Symptoms of the cold usually begin about one to three days after exposure and may include the following:

  • Runny nose
  • Congestion
  • Sneezing
  • Coughing
  • Sore throat
  • Watery eyes
  • Loss of appetite
  • Muscle aches
  • Headache
  • Low fever
  • Fatigue
  • Chills
  • Fussiness
  • Trouble sleeping

Symptoms of the common cold typically resolve in about four to ten days.

In comparison, flu symptoms are more severe and include a high fever with extreme fatigue.

Causes of the Common Cold in Children

The common cold is caused by a virus. There are more than 200 different types of viruses that can cause a cold, including rhinovirus, parainfluenza, adenovirus, and enterovirus.

Children who are attending preschool, daycare, and other childcare settings are more likely to catch the common cold. In fact, most kids, on average, will develop at least six to ten colds each year!

The common cold is spread through viral transmission, including airborne means (such as coughs and sneezes) and direct contact (such as sharing drinks or toys with an infected person).

Prevention of the Common Cold in Children

The number-one way to avoid catching the common cold is to practice good hygiene while staying away from those who are currently sick or recovering from a common cold themselves.

Don’t share food or drinks with someone who is infected, and be sure to wash your hands often when frequenting public spaces and large gatherings where you are likely to encounter people who may be infected.

If your child is sick, be sure to take measures to prevent the spread of the cold to the other members of your household.
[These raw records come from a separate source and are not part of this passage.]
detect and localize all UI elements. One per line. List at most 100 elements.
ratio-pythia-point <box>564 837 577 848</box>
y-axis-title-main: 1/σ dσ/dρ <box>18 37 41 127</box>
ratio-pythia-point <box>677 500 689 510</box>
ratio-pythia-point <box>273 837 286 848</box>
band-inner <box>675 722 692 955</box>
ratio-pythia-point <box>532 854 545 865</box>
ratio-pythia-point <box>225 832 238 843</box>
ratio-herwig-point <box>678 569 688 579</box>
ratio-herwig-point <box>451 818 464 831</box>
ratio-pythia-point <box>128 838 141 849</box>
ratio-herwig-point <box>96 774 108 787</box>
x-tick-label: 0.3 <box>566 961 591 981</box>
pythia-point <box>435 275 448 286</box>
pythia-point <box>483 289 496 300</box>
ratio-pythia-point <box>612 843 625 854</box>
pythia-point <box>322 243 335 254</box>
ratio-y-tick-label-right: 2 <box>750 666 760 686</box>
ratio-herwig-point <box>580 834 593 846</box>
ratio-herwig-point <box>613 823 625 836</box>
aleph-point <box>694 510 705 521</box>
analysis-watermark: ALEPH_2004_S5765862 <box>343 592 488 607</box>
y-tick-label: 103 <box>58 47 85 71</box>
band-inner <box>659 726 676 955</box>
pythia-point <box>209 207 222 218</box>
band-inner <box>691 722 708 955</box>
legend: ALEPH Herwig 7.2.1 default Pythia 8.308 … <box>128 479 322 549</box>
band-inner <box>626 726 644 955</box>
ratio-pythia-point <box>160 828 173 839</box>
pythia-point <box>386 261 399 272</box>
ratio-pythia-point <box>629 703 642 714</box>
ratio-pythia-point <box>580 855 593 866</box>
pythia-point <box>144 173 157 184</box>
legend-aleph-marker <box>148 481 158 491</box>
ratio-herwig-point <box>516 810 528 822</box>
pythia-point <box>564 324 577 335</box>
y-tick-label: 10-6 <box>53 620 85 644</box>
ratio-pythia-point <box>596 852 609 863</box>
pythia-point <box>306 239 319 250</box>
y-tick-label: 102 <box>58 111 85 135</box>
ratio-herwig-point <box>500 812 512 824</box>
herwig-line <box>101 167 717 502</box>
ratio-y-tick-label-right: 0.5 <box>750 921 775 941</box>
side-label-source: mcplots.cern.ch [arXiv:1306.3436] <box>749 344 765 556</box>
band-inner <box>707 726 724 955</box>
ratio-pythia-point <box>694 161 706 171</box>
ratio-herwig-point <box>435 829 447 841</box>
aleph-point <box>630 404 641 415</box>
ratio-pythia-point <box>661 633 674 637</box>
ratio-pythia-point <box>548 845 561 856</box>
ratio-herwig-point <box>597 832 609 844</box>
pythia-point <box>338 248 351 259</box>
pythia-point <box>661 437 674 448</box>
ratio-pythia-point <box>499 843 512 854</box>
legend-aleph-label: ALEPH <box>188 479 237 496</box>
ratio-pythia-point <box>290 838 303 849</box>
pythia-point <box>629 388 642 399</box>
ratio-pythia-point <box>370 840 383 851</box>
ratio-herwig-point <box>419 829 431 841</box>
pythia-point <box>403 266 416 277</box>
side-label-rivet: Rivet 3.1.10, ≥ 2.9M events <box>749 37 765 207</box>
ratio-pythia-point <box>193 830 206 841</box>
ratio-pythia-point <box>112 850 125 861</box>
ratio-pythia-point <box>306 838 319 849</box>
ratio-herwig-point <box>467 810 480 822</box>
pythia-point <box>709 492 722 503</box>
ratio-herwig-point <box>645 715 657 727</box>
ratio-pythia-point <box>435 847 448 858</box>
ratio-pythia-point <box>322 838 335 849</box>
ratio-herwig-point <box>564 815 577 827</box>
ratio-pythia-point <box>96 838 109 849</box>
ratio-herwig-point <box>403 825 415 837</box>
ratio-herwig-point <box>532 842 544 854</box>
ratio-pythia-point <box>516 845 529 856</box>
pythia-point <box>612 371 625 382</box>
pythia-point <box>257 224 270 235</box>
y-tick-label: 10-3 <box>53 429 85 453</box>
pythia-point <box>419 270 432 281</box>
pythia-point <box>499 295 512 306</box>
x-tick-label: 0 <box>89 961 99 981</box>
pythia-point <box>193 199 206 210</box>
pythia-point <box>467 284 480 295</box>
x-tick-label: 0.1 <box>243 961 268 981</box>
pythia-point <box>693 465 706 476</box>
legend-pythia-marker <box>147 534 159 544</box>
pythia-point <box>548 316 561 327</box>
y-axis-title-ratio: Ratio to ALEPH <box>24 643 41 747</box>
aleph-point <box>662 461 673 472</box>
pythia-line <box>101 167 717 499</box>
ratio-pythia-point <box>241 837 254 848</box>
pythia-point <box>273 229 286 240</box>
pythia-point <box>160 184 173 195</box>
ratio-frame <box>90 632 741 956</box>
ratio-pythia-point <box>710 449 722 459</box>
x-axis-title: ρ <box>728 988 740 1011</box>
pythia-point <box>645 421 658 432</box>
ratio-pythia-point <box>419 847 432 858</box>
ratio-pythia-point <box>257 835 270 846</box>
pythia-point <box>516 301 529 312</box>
This may include quarantining the person who is ill, upping the dosage of vitamins in the rest of the family, and introducing more frequent handwashing.

Taking vitamins such as Vitamin C, Zinc, and Elderberry can be an effective and safe way to boost the immune system, helping to both prevent and treat the common cold.

Treatment of the Common Cold in Children

The most effective way to treat the common cold is with plenty of rest and lots of fluids.

Saline drops, cool mist humidifiers, warm baths, cough drops (for older children), and warm tea are some of the most common home remedies to help treat the common cold.

Medications can also be given as a way to help alleviate common symptoms while your child is recovering. The common cold cannot be effectively treated with antibiotics or any other prescription medications due to its viral nature, but your child’s pediatrician can assist with treatment options. Over-the-counter medications like acetaminophen or ibuprofen may be given to your child in accordance with the package directions for their age and weight.

(Please note: Children and teens should NOT be given aspirin, as it may be linked to the development of Reye’s Syndrome. In addition, OTC cough or cold medicines are NOT recommended for children younger than age six.)

Children with colds (especially those under age two) should be monitored closely for signs of severe illness, including dehydration, high fever, prolonged illness, or infection. Colds can develop into more serious conditions such as croup, pneumonia, or bronchitis. In addition, some children may get ear or sinus infections following a bout with the common cold.